The llama.cpp loaded the model into a runtime and pulled up a frontend website for chatting as well. The frontend can be accessed via http://127.0.0.1:8080 by default. And then I could just chat with the model right away, just like on ChatGPT’s website.

It was actually really fast with the 1.5B model. It could output with a speed about 60 tokens per second.

But if I want to ask more complex questions, the 1.5B one couldn’t handle it. It actually got stuck in an infinite loop of thinking when I asked it to tell a joke, lol.

Now for the 32B-Q6 one. Initially, llama.cpp would complain about insufficient memory. It turned out the default memory size for the GPU to use on a Mac is half of the total memory, but there is a way around this. Here is the command:

sudo sysctl iogpu.wired_limit_mb=30000

This will let my GPU use up to 30000MB of memory, which is technically enough for running the 32B-Q6 with a file size of 26.9GB. Then I ran llama.cpp using:

llama-server -m ./models/DeepSeek-R1-Distill-Qwen-32B-Q6_K.gguf

It was basically pushing the limits of my Mac when loading the model. Here are the screenshots of the memory usage:

But it worked! Just with a merely usable 4.40 tokens per second speed. Here we can actually see its thought process, which is what this model is all about. It’s quite funny that it thought for so much just for a two-line joke, isn’t it?

I also tried the 14B one with 8-bit quantization, which the file size is about 15.7GB. It worked way faster than the 32B one, with twice the speed of 10.35 tokens per second. And I think for me and my Mac, the 14B model might just be the sweet spot to run some fun tasks locally.

Afterthoughts

I asked the 14B local model to check grammar mistakes for this post, and I will just say that the results aren’t great at all. I guess this is the nature of smaller models, not as powerful as the bigger ones, but I think their abilities can be utilized elsewhere.

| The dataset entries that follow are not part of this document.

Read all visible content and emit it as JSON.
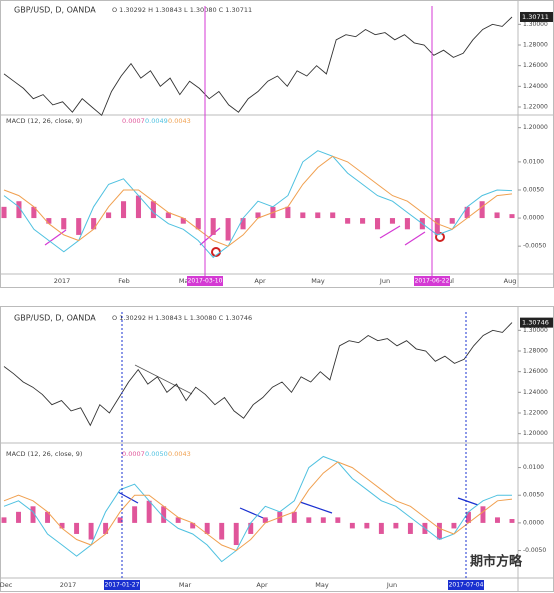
{
  "chart_data": [
    {
      "type": "line",
      "title": "GBP/USD, D, OANDA",
      "subtitle": "O 1.30292 H 1.30843 L 1.30080 C 1.30711",
      "color": "#333333",
      "values": [
        1.252,
        1.245,
        1.238,
        1.228,
        1.232,
        1.222,
        1.225,
        1.215,
        1.228,
        1.22,
        1.212,
        1.235,
        1.25,
        1.262,
        1.248,
        1.255,
        1.24,
        1.248,
        1.232,
        1.245,
        1.238,
        1.228,
        1.235,
        1.222,
        1.215,
        1.228,
        1.235,
        1.245,
        1.25,
        1.24,
        1.255,
        1.25,
        1.26,
        1.252,
        1.285,
        1.29,
        1.288,
        1.295,
        1.29,
        1.292,
        1.285,
        1.29,
        1.282,
        1.28,
        1.27,
        1.275,
        1.268,
        1.272,
        1.285,
        1.295,
        1.3,
        1.298,
        1.30711
      ],
      "value_label": "1.30711",
      "ylim": [
        1.19,
        1.31
      ],
      "yticks": [
        {
          "value": 1.3,
          "label": "1.30000"
        },
        {
          "value": 1.28,
          "label": "1.28000"
        },
        {
          "value": 1.26,
          "label": "1.26000"
        },
        {
          "value": 1.24,
          "label": "1.24000"
        },
        {
          "value": 1.22,
          "label": "1.22000"
        },
        {
          "value": 1.2,
          "label": "1.20000"
        }
      ]
    },
    {
      "type": "macd",
      "title": "MACD (12, 26, close, 9)",
      "histogram": {
        "color": "#e0559a",
        "value_label": "0.0007",
        "values": [
          0.002,
          0.003,
          0.002,
          -0.001,
          -0.002,
          -0.003,
          -0.002,
          0.001,
          0.003,
          0.004,
          0.003,
          0.001,
          -0.001,
          -0.002,
          -0.003,
          -0.004,
          -0.002,
          0.001,
          0.002,
          0.002,
          0.001,
          0.001,
          0.001,
          -0.001,
          -0.001,
          -0.002,
          -0.001,
          -0.002,
          -0.002,
          -0.003,
          -0.001,
          0.002,
          0.003,
          0.001,
          0.0007
        ]
      },
      "series": [
        {
          "color": "#4fc1e0",
          "value_label": "0.0049",
          "values": [
            0.004,
            0.002,
            -0.002,
            -0.004,
            -0.006,
            -0.004,
            0.002,
            0.006,
            0.007,
            0.004,
            0.001,
            -0.001,
            -0.002,
            -0.004,
            -0.007,
            -0.005,
            0.0,
            0.003,
            0.002,
            0.004,
            0.01,
            0.012,
            0.011,
            0.008,
            0.006,
            0.004,
            0.003,
            0.001,
            -0.001,
            -0.003,
            -0.002,
            0.002,
            0.004,
            0.005,
            0.0049
          ]
        },
        {
          "color": "#f0a050",
          "value_label": "0.0043",
          "values": [
            0.005,
            0.004,
            0.002,
            -0.001,
            -0.003,
            -0.004,
            -0.002,
            0.002,
            0.005,
            0.005,
            0.003,
            0.001,
            0.0,
            -0.002,
            -0.004,
            -0.005,
            -0.003,
            0.0,
            0.001,
            0.002,
            0.006,
            0.009,
            0.011,
            0.01,
            0.008,
            0.006,
            0.004,
            0.003,
            0.001,
            -0.001,
            -0.002,
            0.0,
            0.002,
            0.004,
            0.0043
          ]
        }
      ],
      "ylim": [
        -0.0096,
        0.0139
      ],
      "yticks": [
        {
          "value": 0.01,
          "label": "0.0100"
        },
        {
          "value": 0.005,
          "label": "0.0050"
        },
        {
          "value": 0,
          "label": "0.0000"
        },
        {
          "value": -0.005,
          "label": "-0.0050"
        }
      ],
      "x_labels": [
        "2017",
        "Feb",
        "Mar",
        "Apr",
        "May",
        "Jun",
        "Jul",
        "Aug"
      ],
      "markers": [
        "2017-03-10",
        "2017-06-22"
      ],
      "marker_color": "#d43ad4"
    },
    {
      "type": "line",
      "title": "GBP/USD, D, OANDA",
      "subtitle": "O 1.30292 H 1.30843 L 1.30080 C 1.30746",
      "color": "#333333",
      "values": [
        1.265,
        1.258,
        1.25,
        1.245,
        1.238,
        1.228,
        1.232,
        1.222,
        1.225,
        1.208,
        1.228,
        1.22,
        1.235,
        1.25,
        1.262,
        1.248,
        1.255,
        1.24,
        1.248,
        1.232,
        1.245,
        1.238,
        1.228,
        1.235,
        1.222,
        1.215,
        1.228,
        1.235,
        1.245,
        1.25,
        1.24,
        1.255,
        1.25,
        1.26,
        1.252,
        1.285,
        1.29,
        1.288,
        1.295,
        1.29,
        1.292,
        1.285,
        1.29,
        1.282,
        1.28,
        1.27,
        1.275,
        1.268,
        1.272,
        1.285,
        1.295,
        1.3,
        1.298,
        1.30746
      ],
      "value_label": "1.30746",
      "ylim": [
        1.19,
        1.31
      ],
      "yticks": [
        {
          "value": 1.3,
          "label": "1.30000"
        },
        {
          "value": 1.28,
          "label": "1.28000"
        },
        {
          "value": 1.26,
          "label": "1.26000"
        },
        {
          "value": 1.24,
          "label": "1.24000"
        },
        {
          "value": 1.22,
          "label": "1.22000"
        },
        {
          "value": 1.2,
          "label": "1.20000"
        }
      ]
    },
    {
      "type": "macd",
      "title": "MACD (12, 26, close, 9)",
      "histogram": {
        "color": "#e0559a",
        "value_label": "0.0007",
        "values": [
          0.001,
          0.002,
          0.003,
          0.002,
          -0.001,
          -0.002,
          -0.003,
          -0.002,
          0.001,
          0.003,
          0.004,
          0.003,
          0.001,
          -0.001,
          -0.002,
          -0.003,
          -0.004,
          -0.002,
          0.001,
          0.002,
          0.002,
          0.001,
          0.001,
          0.001,
          -0.001,
          -0.001,
          -0.002,
          -0.001,
          -0.002,
          -0.002,
          -0.003,
          -0.001,
          0.002,
          0.003,
          0.001,
          0.0007
        ]
      },
      "series": [
        {
          "color": "#4fc1e0",
          "value_label": "0.0050",
          "values": [
            0.003,
            0.004,
            0.002,
            -0.002,
            -0.004,
            -0.006,
            -0.004,
            0.002,
            0.006,
            0.007,
            0.004,
            0.001,
            -0.001,
            -0.002,
            -0.004,
            -0.007,
            -0.005,
            0.0,
            0.003,
            0.002,
            0.004,
            0.01,
            0.012,
            0.011,
            0.008,
            0.006,
            0.004,
            0.003,
            0.001,
            -0.001,
            -0.003,
            -0.002,
            0.002,
            0.004,
            0.005,
            0.005
          ]
        },
        {
          "color": "#f0a050",
          "value_label": "0.0043",
          "values": [
            0.004,
            0.005,
            0.004,
            0.002,
            -0.001,
            -0.003,
            -0.004,
            -0.002,
            0.002,
            0.005,
            0.005,
            0.003,
            0.001,
            0.0,
            -0.002,
            -0.004,
            -0.005,
            -0.003,
            0.0,
            0.001,
            0.002,
            0.006,
            0.009,
            0.011,
            0.01,
            0.008,
            0.006,
            0.004,
            0.003,
            0.001,
            -0.001,
            -0.002,
            0.0,
            0.002,
            0.004,
            0.0043
          ]
        }
      ],
      "ylim": [
        -0.0096,
        0.0139
      ],
      "yticks": [
        {
          "value": 0.01,
          "label": "0.0100"
        },
        {
          "value": 0.005,
          "label": "0.0050"
        },
        {
          "value": 0,
          "label": "0.0000"
        },
        {
          "value": -0.005,
          "label": "-0.0050"
        }
      ],
      "x_labels": [
        "Dec",
        "2017",
        "Mar",
        "Apr",
        "May",
        "Jun"
      ],
      "markers": [
        "2017-01-27",
        "2017-07-04"
      ],
      "marker_color": "#1a30d0",
      "watermark": "期市方略"
    }
  ]
}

It is actually quite amazing that we are able to run LLMs locally this easily with all the tools and models being developed in recent years. We are really entering the era of everybody using AI tools that are more accessible than ever, and I think despite some risks those tools could bring, if we know how to use them in a correct way, this will be a revolution about how we interact with computers.